Nyuk, nyuk, nyuk!
Why, I oughta. . . .
You might be able to talk the Stooge talk, but do you walk the Stooge walk?
This month’s edition of Men’s Health delves into that question in an article titled “Which Stooge Are You?” Senior Editor Ron Geraci asked psychologists if the Three Stooges might represent some basic personality types found in men. When Geraci called them, the psychologists howled at first. But then they saw some truth in the Men’s Health thesis: Men are all variations of Moe, Larry or Curly.
If you’re a Moe, you’re a hot-tempered guy who intimidates people with “verbal slaps and managerial eye pokes.” Temperamental, bossy, paternalistic and hard-driving at work, Moes aren’t any smarter than other folks but bang through life being furious at everyone, Geraci writes. But it’s good to be Moe, at least in the office; many Moes end up as bosses.
If you’re a Larry--the most common personality type--you are a sometimes passive-aggressive fellow who gets through life by not making waves. Larrys are nice guys, regarded as swell friends. But they wait for good things to happen to them rather than devising their own grand plans. They are, as Larry Fine once said, “victims of soicomstance.” One woman interviewed for the story commented that she would date “Moe and Curly, but I’d marry Larry.”
Curly is a difficult case, what’s called an “oral personality,” Geraci says. “They give psychiatrists a reason for being. They’re in and out for all kinds of problems.”
Chris Farley was a Curly. The psychologists interviewed for the article told Geraci that these guys have weight problems because they binge. “They consume, consume, consume. That goes for alcohol, sex, gambling.”
Not all Curlys are fat; some are jovial guys who have a few vices and keep their lives under control. Curly Howard did not; he died overweight at 48 after a stroke.
Then there’s the Shemp factor. Shemp, the big brother of Moe and Curly Howard, had an ideal Stooge personality: the lovable Moe. But despite having made some memorable Stooges shorts between 1947 and his death in 1955, Shemp was never as beloved as Curly.
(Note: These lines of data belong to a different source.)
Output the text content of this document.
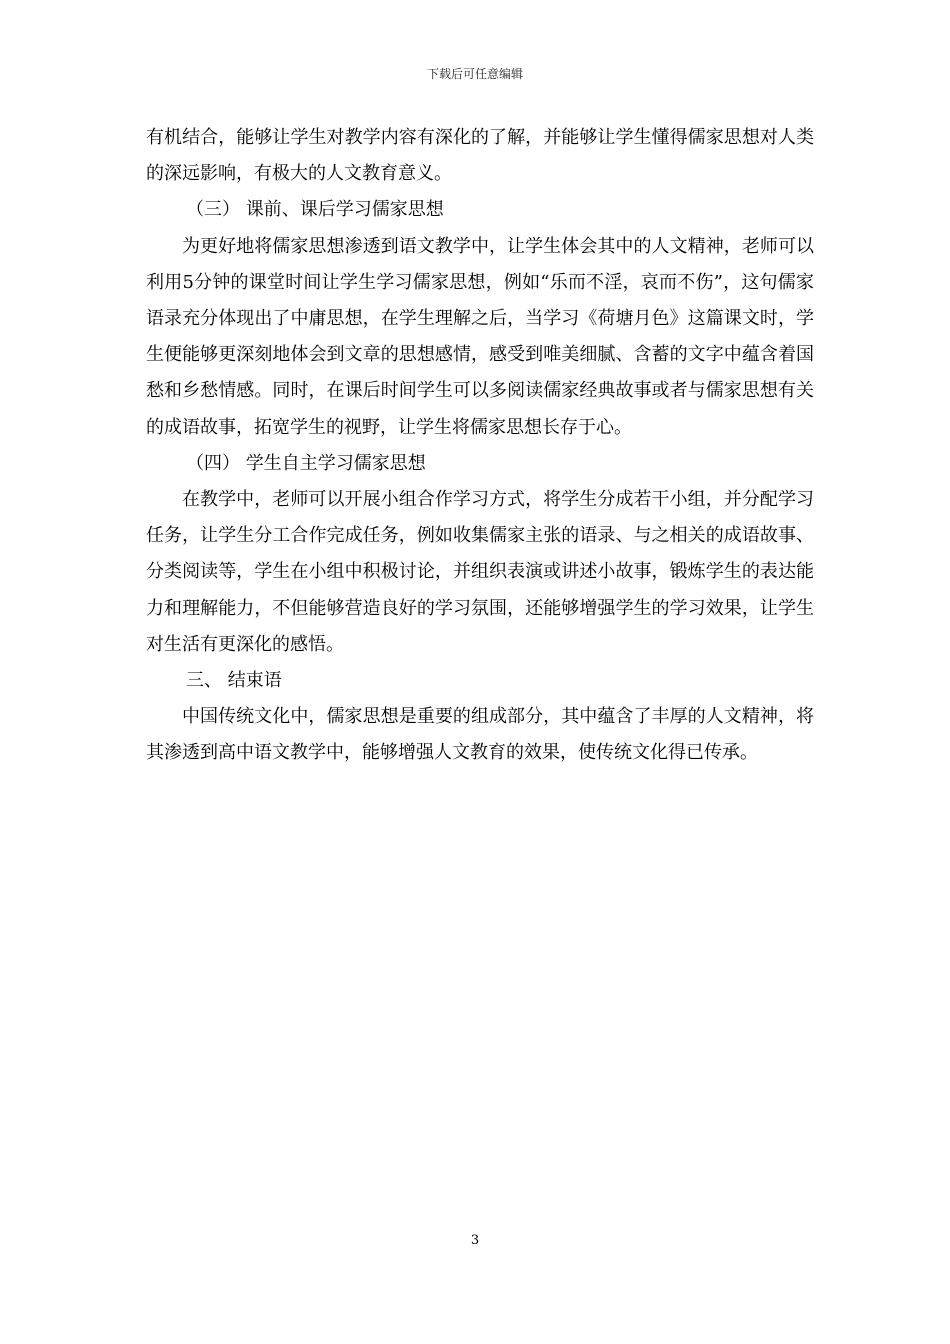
下载后可任意编辑

有机结合，能够让学生对教学内容有深化的了解，并能够让学生懂得儒家思想对人类的深远影响，有极大的人文教育意义。

（三） 课前、课后学习儒家思想

为更好地将儒家思想渗透到语文教学中，让学生体会其中的人文精神，老师可以利用5分钟的课堂时间让学生学习儒家思想，例如“乐而不淫，哀而不伤”，这句儒家语录充分体现出了中庸思想，在学生理解之后，当学习《荷塘月色》这篇课文时，学生便能够更深刻地体会到文章的思想感情，感受到唯美细腻、含蓄的文字中蕴含着国愁和乡愁情感。同时，在课后时间学生可以多阅读儒家经典故事或者与儒家思想有关的成语故事，拓宽学生的视野，让学生将儒家思想长存于心。

（四） 学生自主学习儒家思想

在教学中，老师可以开展小组合作学习方式，将学生分成若干小组，并分配学习任务，让学生分工合作完成任务，例如收集儒家主张的语录、与之相关的成语故事、分类阅读等，学生在小组中积极讨论，并组织表演或讲述小故事，锻炼学生的表达能力和理解能力，不但能够营造良好的学习氛围，还能够增强学生的学习效果，让学生对生活有更深化的感悟。

三、 结束语

中国传统文化中，儒家思想是重要的组成部分，其中蕴含了丰厚的人文精神，将其渗透到高中语文教学中，能够增强人文教育的效果，使传统文化得已传承。

3
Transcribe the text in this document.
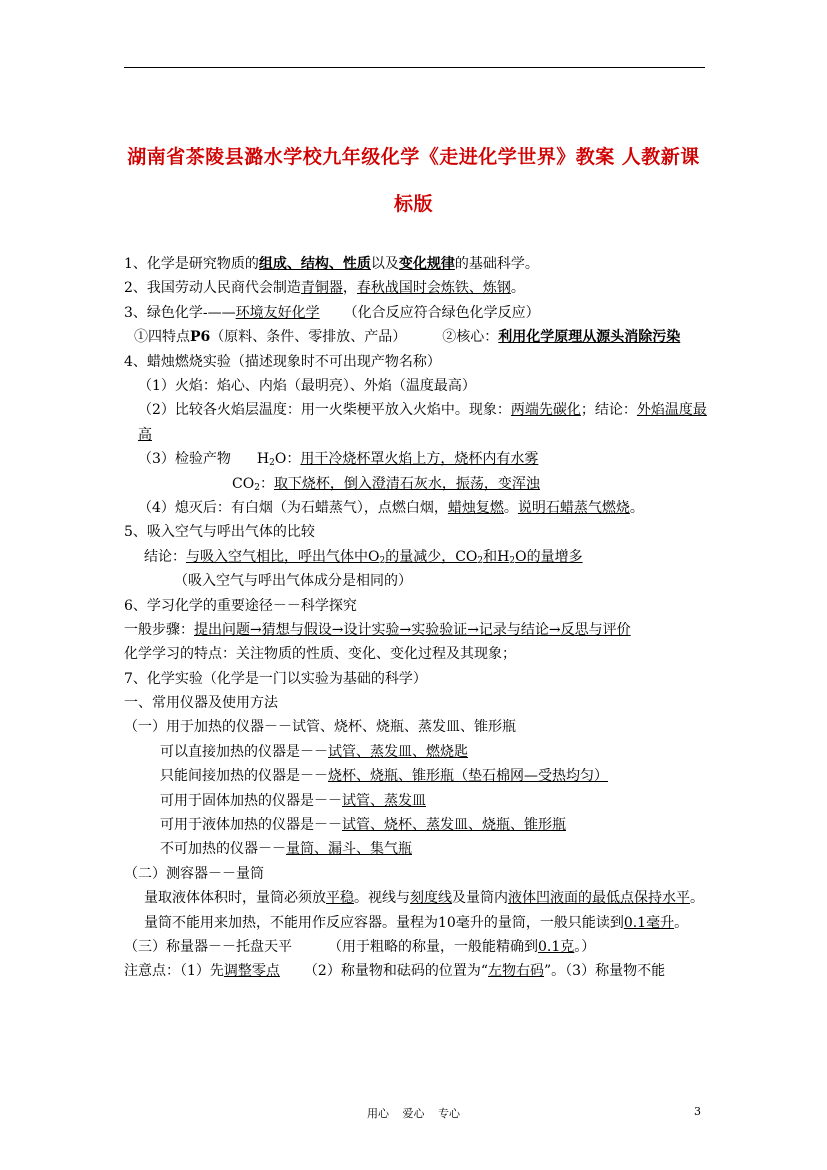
湖南省茶陵县潞水学校九年级化学《走进化学世界》教案 人教新课
标版
1、化学是研究物质的组成、结构、性质以及变化规律的基础科学。
2、我国劳动人民商代会制造青铜器，春秋战国时会炼铁、炼钢。
3、绿色化学-——环境友好化学 （化合反应符合绿色化学反应）
①四特点P6（原料、条件、零排放、产品）	②核心：利用化学原理从源头消除污染
4、蜡烛燃烧实验（描述现象时不可出现产物名称）
（1）火焰：焰心、内焰（最明亮）、外焰（温度最高）
（2）比较各火焰层温度：用一火柴梗平放入火焰中。现象：两端先碳化；结论：外焰温度最高
（3）检验产物 $H_2O$：用干冷烧杯罩火焰上方，烧杯内有水雾
$CO_2$：取下烧杯，倒入澄清石灰水，振荡，变浑浊
（4）熄灭后：有白烟（为石蜡蒸气），点燃白烟，蜡烛复燃。说明石蜡蒸气燃烧。
5、吸入空气与呼出气体的比较
结论：与吸入空气相比，呼出气体中$O_2$的量减少，$CO_2$和$H_2O$的量增多
（吸入空气与呼出气体成分是相同的）
6、学习化学的重要途径－－科学探究
一般步骤：提出问题→猜想与假设→设计实验→实验验证→记录与结论→反思与评价
化学学习的特点：关注物质的性质、变化、变化过程及其现象；
7、化学实验（化学是一门以实验为基础的科学）
一、常用仪器及使用方法
（一）用于加热的仪器－－试管、烧杯、烧瓶、蒸发皿、锥形瓶
可以直接加热的仪器是－－试管、蒸发皿、燃烧匙
只能间接加热的仪器是－－烧杯、烧瓶、锥形瓶（垫石棉网—受热均匀）
可用于固体加热的仪器是－－试管、蒸发皿
可用于液体加热的仪器是－－试管、烧杯、蒸发皿、烧瓶、锥形瓶
不可加热的仪器－－量筒、漏斗、集气瓶
（二）测容器－－量筒
量取液体体积时，量筒必须放平稳。视线与刻度线及量筒内液体凹液面的最低点保持水平。
量筒不能用来加热，不能用作反应容器。量程为10毫升的量筒，一般只能读到0.1毫升。
（三）称量器－－托盘天平	（用于粗略的称量，一般能精确到0.1克。）
注意点：（1）先调整零点 （2）称量物和砝码的位置为“左物右码”。（3）称量物不能
用心 爱心 专心	3
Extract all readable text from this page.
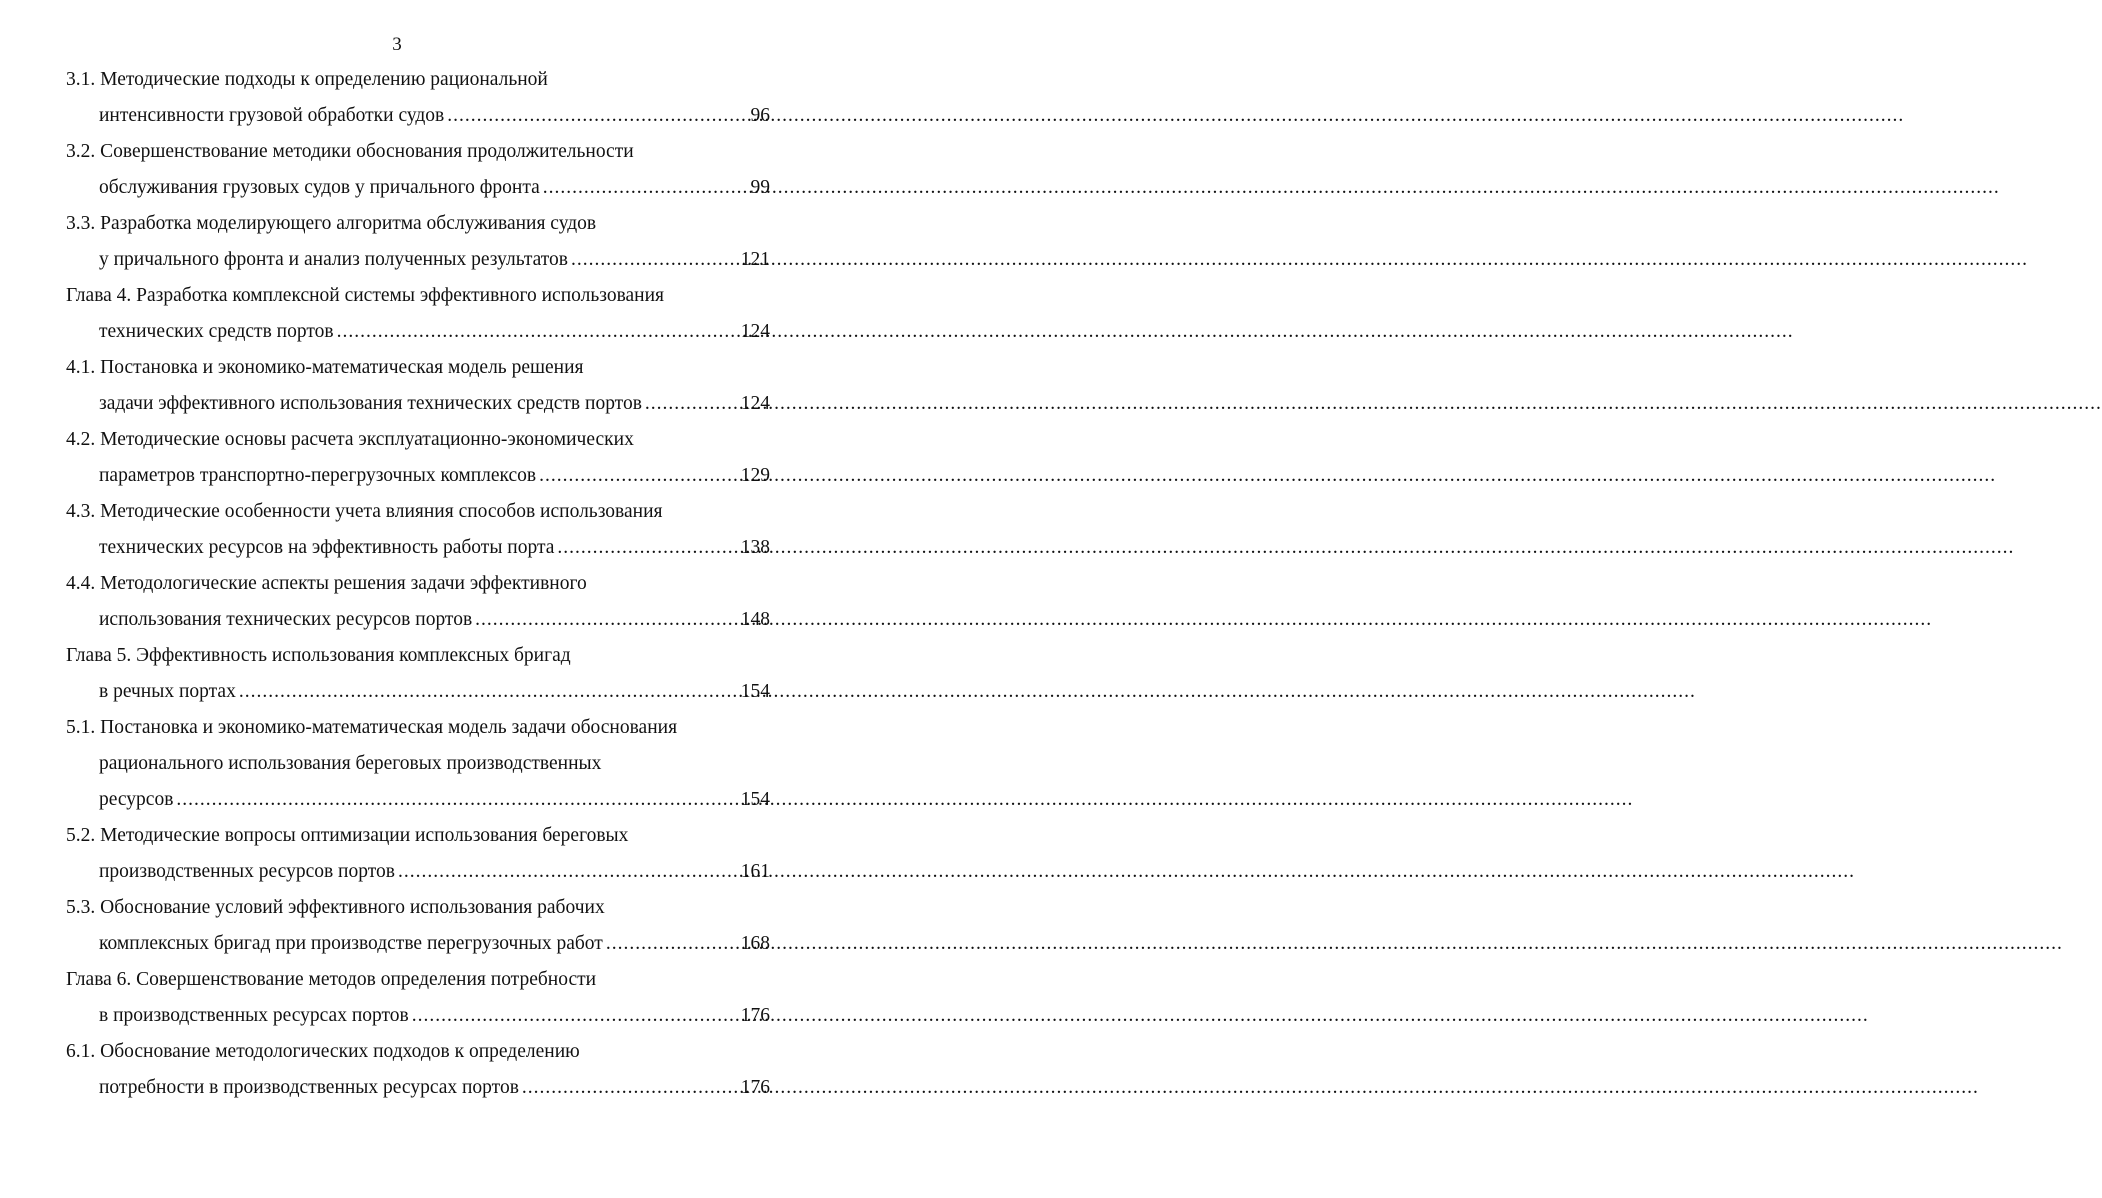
3
3.1. Методические подходы к определению рациональной
интенсивности грузовой обработки судов .....	96
3.2. Совершенствование методики обоснования продолжительности
обслуживания грузовых судов у причального фронта .....	99
3.3. Разработка моделирующего алгоритма обслуживания судов
у причального фронта и анализ полученных результатов .....	121
Глава 4. Разработка комплексной системы эффективного использования
технических средств портов .....	124
4.1. Постановка и экономико-математическая модель решения
задачи эффективного использования технических средств портов .....	124
4.2. Методические основы расчета эксплуатационно-экономических
параметров транспортно-перегрузочных комплексов .....	129
4.3. Методические особенности учета влияния способов использования
технических ресурсов на эффективность работы порта .....	138
4.4. Методологические аспекты решения задачи эффективного
использования технических ресурсов портов .....	148
Глава 5. Эффективность использования комплексных бригад
в речных портах .....	154
5.1. Постановка и экономико-математическая модель задачи обоснования
рационального использования береговых производственных
ресурсов .....	154
5.2. Методические вопросы оптимизации использования береговых
производственных ресурсов портов .....	161
5.3. Обоснование условий эффективного использования рабочих
комплексных бригад при производстве перегрузочных работ .....	168
Глава 6. Совершенствование методов определения потребности
в производственных ресурсах портов .....	176
6.1. Обоснование методологических подходов к определению
потребности в производственных ресурсах портов .....	176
So if you follow this line of psychological typecasting--and it’s a shaky line, for sure--Geraci takes it one step further. “Kennedy and Nixon were Moes; Carter was a Larry,” he writes. “If you crammed all the Fortune 100 CEOs into one Bennigan’s, you’d have Moe Central with a wet bar.”
How about Bill Clinton? He’s a special case: part Moe and part Curly. “He’s a man who fiercely wants to have control, but he’s got some vices that he can’t control.”
Al Gore, Geraci said, is clearly a Larry. So’s Dan Quayle. “If you had Quayle and Gore in a room, you’d have Larry Fest ’99,” Geraci says.
George W. Bush, oddly, is a Shemp. “Bush is a version of somebody else we’ve already seen"--his father, Geraci says. “That’s the problem with being a Shemp. Shemp was really a very talented Stooge but was always thought of as a second banana to his brother Curly.”
Geraci’s article includes the perfect women for each Stooge “type,” along with the right jobs and a quiz to find out which Stooge you are. In case you really get into this little game, there’s also a handy chart that tells you the real medical consequences of those eye pokes (“corneal scratches”) and head whacks with shovels or frying pans (“Head trauma. You could kill someone easily this way.”)
Don’t try it at home, you knuckleheads.
A sometimes passive-aggressive fellow who gets through life by not making waves: “A victim of soicomstance.”
An “oral personality,’ he has weight problems because he binges.
A hot-tempered guy who intimidates people with verbal slaps and managerial eye pokes.